West Urbana Depot, later Champaign (Section 12). Mark Carley built a steam flouring mill, steam grain elevator and warehouse near the Illinois Central—Canadian National railroad in the mid–1850s.

===Public transit===
- Champaign–Urbana Mass Transit District

===Major highways===
- Interstate 57
- Interstate 72
- Interstate 74
- U.S. Route 45
- U.S. Route 150
- Illinois State Route 10

===Airports and landing strips===
- University of Illinois Heliport

==Demographics==
As of the 2020 census there were 11,264 people, 4,956 households, and 2,782 families residing in the township. The population density was 623.42 PD/sqmi. There were 5,091 housing units at an average density of 281.77 /sqmi. The racial makeup of the township was 69.72% White, 7.60% African American, 0.14% Native American, 14.49% Asian, 0.01% Pacific Islander, 1.21% from other races, and 6.84% from two or more races. Hispanic or Latino of any race were 4.00% of the population.

There were 4,956 households, out of which 26.50% had children under the age of 18 living with them, 50.28% were married couples living together, 4.30% had a female householder with no spouse present, and 43.87% were non-families. 34.20% of all households were made up of individuals, and 16.50% had someone living alone who was 65 years of age or older. The average household size was 2.29 and the average family size was 2.98.

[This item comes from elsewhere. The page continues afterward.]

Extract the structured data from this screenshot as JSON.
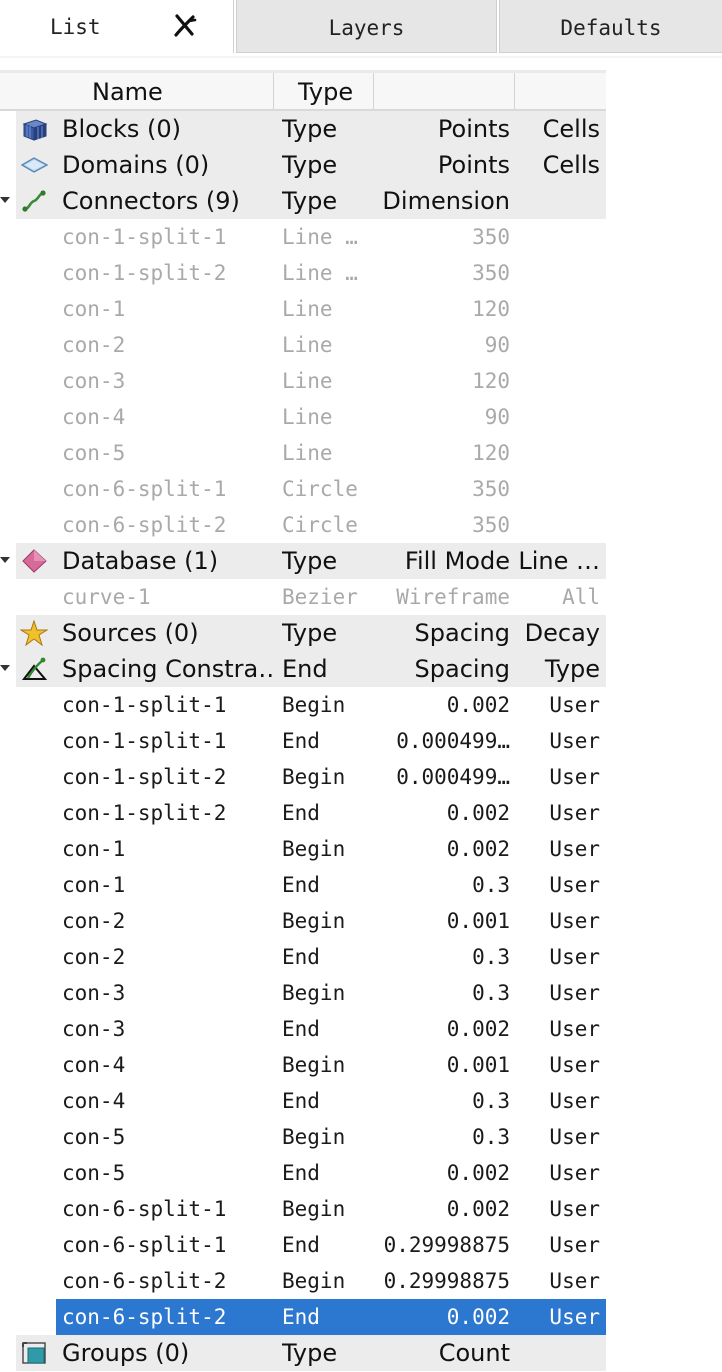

The township's age distribution consisted of 20.5% under the age of 18, 6.5% from 18 to 24, 25.3% from 25 to 44, 23.3% from 45 to 64, and 24.4% who were 65 years of age or older. The median age was 43.0 years. For every 100 females, there were 83.6 males. For every 100 females age 18 and over, there were 83.7 males.

The median income for a household in the township was $80,313, and the median income for a family was $120,417. Males had a median income of $59,375 versus $46,437 for females. The per capita income for the township was $45,675. About 3.5% of families and 8.5% of the population were below the poverty line, including 7.3% of those under age 18 and 8.4% of those age 65 or over.

Historical population
| Census | Pop. | Note | %± |
| 2000 | 11,591 |  | — |
| 2010 | 10,834 |  | −6.5% |
| 2020 | 11,264 |  | 4.0% |
U.S. Decennial Census

== Economy ==

In addition to the University of Illinois, Champaign Township is also home to a Kraft Foods plant (and adjacent AC Humko plant). The township's major employers include The University of Illinois, Champaign Unit #4 School District, and Kraft Foods. Numerous township residents are also employed by Parkland College, Kirby Foods, Christie Clinic, Devonshire Group LLC, Amdocs, Hobbico and Horizon Hobby, all of which are in the adjacent city of Champaign, Illinois, as well as by Carle Clinic Association and Provena Health, located in nearby Urbana, Illinois.